Au contraire, Ross Russell, le mathématicien qui a construit et dessiné la « Sliding House » assisté par dRMM, a vu immédiatement l’intérêt qu’il trouverait à employer un architecte pour l’aider dans la conception de sa maison. Il souhaitait un abri où pouvoir faire pousser de la nourriture, profiter de son temps et apprécier le paysage. Autant il s’est senti capable d’affronter l’énorme obstacle que constitue la réalisation d’un toit lourd et coulissant, autant il a deviné que l’intervention d’un architecte donnerait un meilleur résultat à ses aspirations, tout en s’assurant que la conception lui conviendrait, capable qu’il était de lire un plan.

Le fait de savoir lire sur plan n’est pas une évidence. Le déchiffrer pour deviner l’organisation globale des circulations, la taille des pièces, est une chose qui requiert de la concentration, mais être capable de traduire en espace un plan en est une autre. Le langage de l’architecte n’est donc pas accessible à tous, encore moins la coupe que le plan. Il diffère donc de celui de l’habitant, et cette incompréhension crée des difficultés insurmontables d’après Yona Friedman. La solution est selon lui l’autoplanification, qui correspond à la participation active de l’habitant dans la conception de sa maison. [2]

Insertion

La volonté d’indépendance de l’autoconstructeur autonome n’est pas nécessairement synonyme de reclus de toute vie sociale. Bien au contraire le plus souvent, les autoconstructeurs adressent dans leurs livres ou sur leur site Internet leurs remerciements à tous ceux qui les ont aidés. Leur site Internet a servi à Marine et Laurent et à une famille qui réhabilite une chapelle en maison individuelle [3] à tenir la famille et les amis au courant des évolutions du chantier, et certaines actualités qu’ils ajoutent servent à sonder au préalable leurs relations pour savoir qui souhaiterait prendre part à tels ou tels autres travaux.
Le chantier participatif est développé en France principalement autour de la construction en paille. Des sites recensent les propositions et demandes d’aide, par exemple le site des Compaillons [4]. La volonté d’autonomie va de pair avec l’insertion dans une communauté, dans ce cas celle assez restreinte mais totalement ouverte des auto constructeurs de maisons de paille.
Les Castors se regroupaient à l’origine en petites communautés possédant des aspirations communes d’obtention d’un logement digne.

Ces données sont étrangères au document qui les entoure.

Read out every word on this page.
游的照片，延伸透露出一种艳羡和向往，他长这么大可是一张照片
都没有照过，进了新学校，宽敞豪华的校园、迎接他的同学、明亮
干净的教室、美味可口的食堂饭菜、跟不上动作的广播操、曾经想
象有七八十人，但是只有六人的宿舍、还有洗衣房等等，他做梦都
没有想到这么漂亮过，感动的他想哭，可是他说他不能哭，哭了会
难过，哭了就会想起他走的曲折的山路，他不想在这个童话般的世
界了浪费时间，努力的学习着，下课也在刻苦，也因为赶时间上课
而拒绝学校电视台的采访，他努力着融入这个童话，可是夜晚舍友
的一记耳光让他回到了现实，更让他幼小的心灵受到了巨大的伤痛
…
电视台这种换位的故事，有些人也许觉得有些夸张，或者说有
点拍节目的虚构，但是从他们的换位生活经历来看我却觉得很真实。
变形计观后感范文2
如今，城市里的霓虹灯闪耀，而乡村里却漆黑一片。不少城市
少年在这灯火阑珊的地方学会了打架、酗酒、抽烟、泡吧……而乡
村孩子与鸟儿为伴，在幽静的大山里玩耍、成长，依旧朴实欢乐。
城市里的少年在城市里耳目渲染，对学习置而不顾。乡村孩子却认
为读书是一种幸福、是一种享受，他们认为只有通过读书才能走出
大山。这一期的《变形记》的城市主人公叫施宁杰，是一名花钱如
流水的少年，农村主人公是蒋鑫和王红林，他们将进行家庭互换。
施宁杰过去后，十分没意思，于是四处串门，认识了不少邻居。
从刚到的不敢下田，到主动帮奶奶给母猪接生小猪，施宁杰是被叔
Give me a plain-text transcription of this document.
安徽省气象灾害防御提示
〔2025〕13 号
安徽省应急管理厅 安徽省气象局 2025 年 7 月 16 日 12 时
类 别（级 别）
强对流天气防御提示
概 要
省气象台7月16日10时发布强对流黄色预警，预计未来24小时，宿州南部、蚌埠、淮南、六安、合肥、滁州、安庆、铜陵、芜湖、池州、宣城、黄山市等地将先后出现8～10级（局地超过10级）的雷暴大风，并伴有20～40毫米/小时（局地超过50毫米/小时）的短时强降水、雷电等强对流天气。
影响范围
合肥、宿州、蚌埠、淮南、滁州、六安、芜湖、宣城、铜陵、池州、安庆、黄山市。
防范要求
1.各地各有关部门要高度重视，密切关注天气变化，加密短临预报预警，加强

Ils s’inséraient dans le groupe à travers l’engagement à respecter un certain nombre de principes, notamment à verser une cotisation annuelle durant la construction du lotissement, à faire un minimum de 600 heures annuelles de travail, de se fournir en matériaux auprès d’une coopérative recommandée par l’association… En échange de quoi ils bénéficiaient d’une sorte de label qui leurs conférait une aide au logement.

Les conclusions du PADES vont dans le même sens. L’autonomie dont je parle dans ce chapitre n’est pas complète, elle se démarque du système habituel de production de logements. Ainsi, à condition d’être correctement accompagnée, l’auto production est une démarche qui favorise la civilité et l’entraide. Pour notre part nous considérons, avec bien des acteurs de l’insertion par l’activité économique, que l’auto production accompagnée favorise l’insertion sociale de personnes en difficulté [5]. Ou encore : c’est parce que l’auto production favorise une consolidation de la sphère privée qu’elle permet une initiation à la sphère publique [6]. Auto réhabilitation implique insertion par l’activité économique (non monétaire).

L’auto construction autonome correspond à l’avènement d’un nouveau projet de vie. Sans aller jusqu’à vouloir fonder une communauté à l’écart du monde comme Auroville en Inde ou Nueva Germania au Paraguay [7], l’auto constructeur possède la volonté de sortir du système économique habituel de la construction. Certains d’entre eux, comme Marine Bourgeois-Joëts ou Maurice Vilandrau, auraient même rêvé d’une vie en communauté où tout serait partagé.

La transmission de la (des) connaissance(s)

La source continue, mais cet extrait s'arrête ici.